La première pratique se préoccupe de la valeur estimée en heures du temps restant pour finir la tâche. La seconde est basée sur les états de la tâches. Une tâche du sprint est dans un de ces 3 états :

  • à faire
  • en cours
  • finie

Ces 2 pratiques ne sont pas exclusives : on peut utiliser un tableau des tâches tout en estimant le reste à faire et en produisant un burndown chart[1]. Mais je pense qu'avec un bon suivi sur le tableau des tâches on peut se passer de l'estimation du reste à faire.

Pour un développeur est-il plus facile d'estimer qu'il reste 6h sur une tâche que de dire qu'elle est en cours et qu'elle sera finie demain ?

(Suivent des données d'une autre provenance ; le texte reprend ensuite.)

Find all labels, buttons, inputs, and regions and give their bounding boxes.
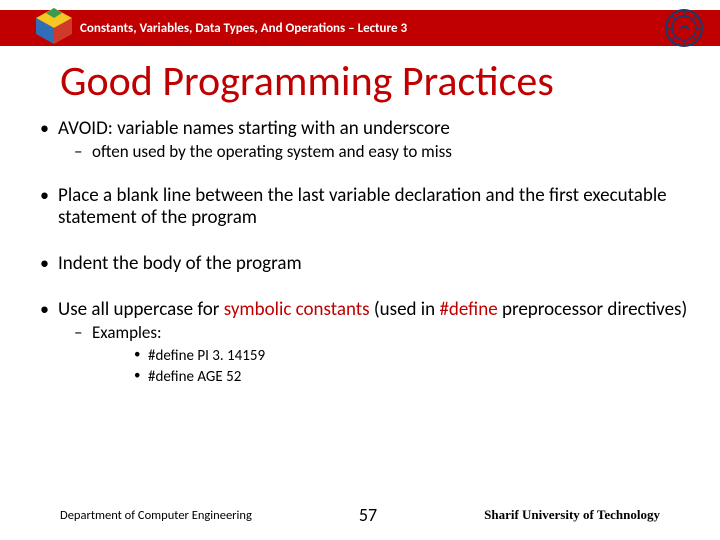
example-define-age: #define AGE 52 bbox=[92, 367, 692, 387]
frag-define: #define bbox=[439, 298, 497, 321]
frag-symbolic-constants: symbolic constants bbox=[224, 298, 370, 321]
bullet-blank-line: Place a blank line between the last vari… bbox=[36, 185, 692, 229]
bullet-text: AVOID: variable names starting with an u… bbox=[58, 117, 450, 140]
seal-icon bbox=[664, 8, 704, 48]
puzzle-cube-icon bbox=[32, 4, 76, 48]
lecture-breadcrumb: Constants, Variables, Data Types, And Op… bbox=[80, 21, 407, 36]
slide-body: AVOID: variable names starting with an u… bbox=[36, 118, 692, 411]
slide-title: Good Programming Practices bbox=[60, 56, 554, 107]
frag: Use all uppercase for bbox=[58, 298, 224, 321]
footer-page-number: 57 bbox=[359, 504, 377, 526]
bullet-uppercase: Use all uppercase for symbolic constants… bbox=[36, 299, 692, 387]
bullet-indent: Indent the body of the program bbox=[36, 253, 692, 275]
header-bar: Constants, Variables, Data Types, And Op… bbox=[0, 10, 720, 46]
sub-bullet: often used by the operating system and e… bbox=[58, 142, 692, 162]
footer-university: Sharif University of Technology bbox=[484, 507, 660, 523]
footer-department: Department of Computer Engineering bbox=[60, 508, 252, 523]
slide-footer: Department of Computer Engineering 57 Sh… bbox=[0, 504, 720, 526]
frag: preprocessor directives) bbox=[498, 298, 688, 321]
frag: (used in bbox=[370, 298, 440, 321]
examples-label: Examples: #define PI 3. 14159 #define AG… bbox=[58, 323, 692, 387]
sub-label: Examples: bbox=[92, 322, 162, 343]
bullet-avoid: AVOID: variable names starting with an u… bbox=[36, 118, 692, 161]
example-define-pi: #define PI 3. 14159 bbox=[92, 346, 692, 366]
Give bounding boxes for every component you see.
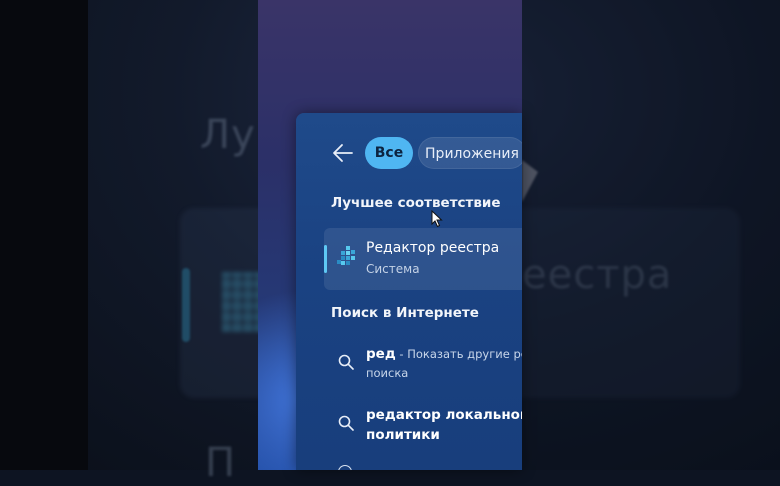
- background-ghost-item: еестра: [522, 252, 673, 298]
- web-result-query: редактор локальной гру: [366, 407, 522, 423]
- start-search-popup: Все Приложения Лучшее соответствие Редак…: [296, 113, 522, 470]
- web-result-query: ред: [366, 346, 396, 362]
- best-match-heading: Лучшее соответствие: [331, 195, 501, 211]
- web-result-line: редактор локальной гру: [366, 407, 522, 423]
- background-ghost-bottom: П: [205, 440, 237, 486]
- web-result-line2: поиска: [366, 366, 409, 380]
- web-result-line: ред - Показать другие резу: [366, 346, 522, 362]
- filter-apps-button[interactable]: Приложения: [418, 137, 522, 169]
- web-result-suffix: - Показать другие резу: [399, 347, 522, 361]
- background-left-strip: [0, 0, 88, 470]
- next-result-search-icon: [338, 465, 352, 470]
- search-icon: [338, 354, 354, 370]
- best-match-item[interactable]: Редактор реестра Система: [324, 228, 522, 290]
- arrow-left-icon: [332, 143, 356, 163]
- web-result-item[interactable]: ред - Показать другие резу поиска: [324, 346, 522, 394]
- registry-editor-icon: [337, 245, 359, 267]
- web-result-item[interactable]: редактор локальной гру политики: [324, 407, 522, 455]
- mouse-pointer-icon: [431, 209, 443, 228]
- web-search-heading: Поиск в Интернете: [331, 305, 479, 321]
- best-match-title: Редактор реестра: [366, 240, 500, 256]
- back-button[interactable]: [332, 143, 356, 163]
- selection-accent: [324, 245, 327, 273]
- search-icon: [338, 415, 354, 431]
- filter-all-button[interactable]: Все: [365, 137, 413, 169]
- web-result-line2: политики: [366, 427, 440, 443]
- background-ghost-accent: [182, 268, 190, 342]
- background-ghost-cursor-icon: [522, 160, 538, 202]
- best-match-subtitle: Система: [366, 262, 420, 276]
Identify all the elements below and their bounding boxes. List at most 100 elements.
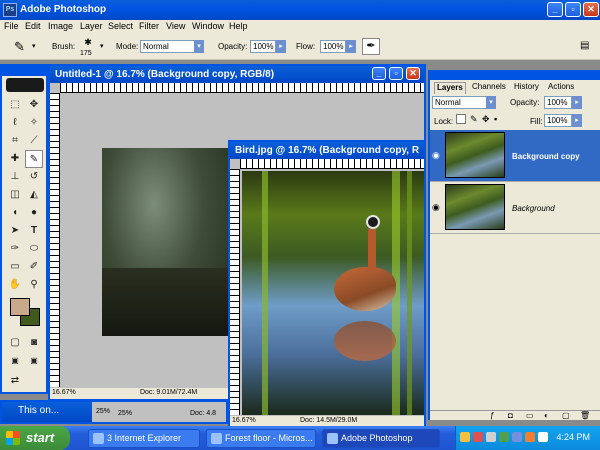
zoom-level[interactable]: 16.67% bbox=[52, 389, 76, 396]
menu-edit[interactable]: Edit bbox=[25, 21, 41, 31]
dodge-tool-icon[interactable]: ● bbox=[25, 204, 43, 222]
palette-well-icon[interactable]: ▤ bbox=[580, 40, 594, 53]
tray-icon-3[interactable] bbox=[486, 432, 496, 442]
flow-input[interactable]: 100% bbox=[320, 40, 346, 53]
task-adobe-photoshop[interactable]: Adobe Photoshop bbox=[322, 429, 440, 448]
quick-mask-icon[interactable]: ◙ bbox=[25, 334, 43, 352]
tab-actions[interactable]: Actions bbox=[546, 82, 576, 94]
menu-select[interactable]: Select bbox=[108, 21, 133, 31]
visibility-eye-icon[interactable]: ◉ bbox=[432, 202, 440, 213]
maximize-button[interactable]: ▫ bbox=[565, 2, 581, 17]
blend-mode-select[interactable]: Normal bbox=[432, 96, 490, 109]
imageready-jump-icon[interactable]: ⇄ bbox=[6, 372, 24, 390]
minimize-button[interactable]: _ bbox=[547, 2, 563, 17]
fill-slider-icon[interactable]: ▸ bbox=[572, 114, 582, 127]
menu-view[interactable]: View bbox=[166, 21, 185, 31]
layer-opacity-slider-icon[interactable]: ▸ bbox=[572, 96, 582, 109]
doc-close-button[interactable]: ✕ bbox=[406, 67, 420, 80]
trash-icon[interactable]: 🗑 bbox=[580, 411, 590, 420]
start-button[interactable]: start bbox=[0, 426, 70, 450]
tray-icon-4[interactable] bbox=[499, 432, 509, 442]
standard-mode-icon[interactable]: ▢ bbox=[6, 334, 24, 352]
lock-transparency-icon[interactable] bbox=[456, 114, 466, 124]
fill-input[interactable]: 100% bbox=[544, 114, 572, 127]
opacity-input[interactable]: 100% bbox=[250, 40, 276, 53]
adjustment-layer-icon[interactable]: ◐ bbox=[544, 411, 549, 420]
tray-icon-2[interactable] bbox=[473, 432, 483, 442]
eraser-tool-icon[interactable]: ◫ bbox=[6, 186, 24, 204]
task-internet-explorer[interactable]: 3 Internet Explorer bbox=[88, 429, 200, 448]
adobe-online-icon[interactable] bbox=[6, 78, 44, 92]
tray-icon-5[interactable] bbox=[512, 432, 522, 442]
lock-position-icon[interactable]: ✥ bbox=[482, 114, 490, 125]
hand-tool-icon[interactable]: ✋ bbox=[6, 276, 24, 294]
menu-image[interactable]: Image bbox=[48, 21, 73, 31]
document-title: Untitled-1 @ 16.7% (Background copy, RGB… bbox=[55, 69, 275, 80]
airbrush-icon[interactable]: ✒ bbox=[362, 38, 380, 55]
menu-help[interactable]: Help bbox=[229, 21, 248, 31]
marquee-tool-icon[interactable]: ⬚ bbox=[6, 96, 24, 114]
path-selection-icon[interactable]: ➤ bbox=[6, 222, 24, 240]
flow-slider-icon[interactable]: ▸ bbox=[346, 40, 356, 53]
brush-preview-icon[interactable]: ✱ bbox=[82, 37, 94, 49]
menu-layer[interactable]: Layer bbox=[80, 21, 103, 31]
lock-image-icon[interactable]: ✎ bbox=[470, 114, 478, 125]
add-layer-style-icon[interactable]: ƒ bbox=[490, 411, 494, 420]
menu-filter[interactable]: Filter bbox=[139, 21, 159, 31]
brush-tool-button[interactable]: ✎ bbox=[25, 150, 43, 168]
notes-tool-icon[interactable]: ▭ bbox=[6, 258, 24, 276]
blend-mode-dropdown-icon[interactable]: ▾ bbox=[486, 96, 496, 109]
move-tool-icon[interactable]: ✥ bbox=[25, 96, 43, 114]
task-forest-floor[interactable]: Forest floor - Micros... bbox=[206, 429, 316, 448]
lock-all-icon[interactable]: ▪ bbox=[494, 114, 497, 124]
pen-tool-icon[interactable]: ✑ bbox=[6, 240, 24, 258]
layer-row-background[interactable]: ◉ Background bbox=[430, 182, 600, 234]
magic-wand-icon[interactable]: ✧ bbox=[25, 114, 43, 132]
opacity-slider-icon[interactable]: ▸ bbox=[276, 40, 286, 53]
tray-icon-1[interactable] bbox=[460, 432, 470, 442]
clock[interactable]: 4:24 PM bbox=[556, 432, 590, 442]
minimized-zoom-1[interactable]: 25% bbox=[96, 408, 110, 415]
tab-channels[interactable]: Channels bbox=[470, 82, 508, 94]
minimized-zoom-2[interactable]: 25% bbox=[118, 410, 132, 417]
doc-size[interactable]: Doc: 9.01M/72.4M bbox=[140, 389, 197, 396]
mode-dropdown-icon[interactable]: ▾ bbox=[194, 40, 204, 53]
tool-preset-dropdown-icon[interactable]: ▾ bbox=[32, 42, 36, 50]
new-layer-icon[interactable]: ▢ bbox=[562, 411, 570, 420]
screen-mode-full-icon[interactable]: ▣ bbox=[25, 352, 43, 370]
crop-tool-icon[interactable]: ⌗ bbox=[6, 132, 24, 150]
tab-history[interactable]: History bbox=[512, 82, 541, 94]
layer-row-background-copy[interactable]: ◉ Background copy bbox=[430, 130, 600, 182]
minimized-doc-size[interactable]: Doc: 4.8 bbox=[190, 410, 216, 417]
menu-file[interactable]: File bbox=[4, 21, 19, 31]
slice-tool-icon[interactable]: ⟋ bbox=[25, 132, 43, 150]
new-set-icon[interactable]: ▭ bbox=[526, 411, 534, 420]
menu-window[interactable]: Window bbox=[192, 21, 224, 31]
visibility-eye-icon[interactable]: ◉ bbox=[432, 150, 440, 161]
shape-tool-icon[interactable]: ⬭ bbox=[25, 240, 43, 258]
screen-mode-standard-icon[interactable]: ▣ bbox=[6, 352, 24, 370]
healing-brush-icon[interactable]: ✚ bbox=[6, 150, 24, 168]
doc-minimize-button[interactable]: _ bbox=[372, 67, 386, 80]
paint-bucket-icon[interactable]: ◭ bbox=[25, 186, 43, 204]
layer-opacity-input[interactable]: 100% bbox=[544, 96, 572, 109]
lasso-tool-icon[interactable]: ℓ bbox=[6, 114, 24, 132]
history-brush-icon[interactable]: ↺ bbox=[25, 168, 43, 186]
doc-maximize-button[interactable]: ▫ bbox=[389, 67, 403, 80]
eyedropper-icon[interactable]: ✐ bbox=[25, 258, 43, 276]
bird-doc-size[interactable]: Doc: 14.5M/29.0M bbox=[300, 417, 357, 424]
add-mask-icon[interactable]: ◘ bbox=[508, 411, 513, 420]
zoom-tool-icon[interactable]: ⚲ bbox=[25, 276, 43, 294]
minimized-title-bar[interactable]: This on... bbox=[2, 402, 92, 422]
close-button[interactable]: ✕ bbox=[583, 2, 599, 17]
clone-stamp-icon[interactable]: ⊥ bbox=[6, 168, 24, 186]
tab-layers[interactable]: Layers bbox=[434, 82, 466, 94]
tray-icon-6[interactable] bbox=[525, 432, 535, 442]
tray-icon-7[interactable] bbox=[538, 432, 548, 442]
bird-zoom-level[interactable]: 16.67% bbox=[232, 417, 256, 424]
horizontal-ruler bbox=[60, 83, 424, 93]
brush-tool-icon[interactable]: ✎ bbox=[14, 39, 25, 55]
brush-dropdown-icon[interactable]: ▾ bbox=[100, 42, 104, 50]
type-tool-icon[interactable]: T bbox=[25, 222, 43, 240]
blur-tool-icon[interactable]: ◖ bbox=[6, 204, 24, 222]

Mon expérience avec de nombreuses équipes me pousse à privilégier le suivi par les états plutôt que par les valeurs en heures. J'ai constaté que pour les membres de l'équipe c'est beaucoup plus facile à vivre. Certains sont tourmentés quand on leur demande avec insistance le reste à faire. Ce n'est pas le cas quand il s'agit simplement de donner l'état de la tâche.

En se passant du reste à faire, on évite de perdre du temps à y réfléchir. Mais peut-on assurer un bon suivi ? Cela dépend des équipes et de l'expérience du ScrumMaster. Un bon ScrumMaster va savoir déceler un problème quand une tâche reste en cours plusieurs jours sans se terminer, par exemple.

C'est un choix à faire par l'équipe, par exemple lors d'une rétrospective, pour aller encore plus loin, que dans relever les heures, c'est mal, à la chasse au gaspillage .

Notes

[1] dans IceScrum on a les 2 et l'idée de faire ce billet m'est venue en constatant que le fait de déclarer une tâche comme finie, en la faisant glisser dans la bonne colonne, ne remettait pas son reste à faire à 0

Commentaires

1. Le mardi 15 juillet 2008, 10:02 par david

+1 pour le suivi par etat

2. Le mardi 15 juillet 2008, 11:17 par Laurent Carbonnaux

Bonjour Claude.

C'est une façon très particulière de justifier un bug d'IceScrum ;-).

L'estimation du reste à faire est la base de Scrum, depuis le planning game, jusqu'à la fin du sprint.
Je suis d'accord sur le fait que les développeurs ont du mal à donner leur reste à faire, voir même une estimation, mais c'est le minimum requis pour aller vers la "responsabilité" de chaque membre de l'équipe.
Mon expérience montre que c'est difficile au début : Les gens sont encore trop habitués à une gestion de projet façon "c'est le chef qui décide", mais une fois qu'ils ont compris que le Scrum Master n'est pas là pour leur crier dessus si le reste à faire n'est pas ce qu'il attendait, mais bien une valeur vraie immuable de l'état réel du projet, ils n’ont plus peur de donner une estimation. J’insiste souvent sur le sens du terme estimation (évaluer par prédiction) : ça peut être faux, puisque c’est une estimation.

La vision par états des tâches est une très bonne idée, mais ne peut se substituer au burndown.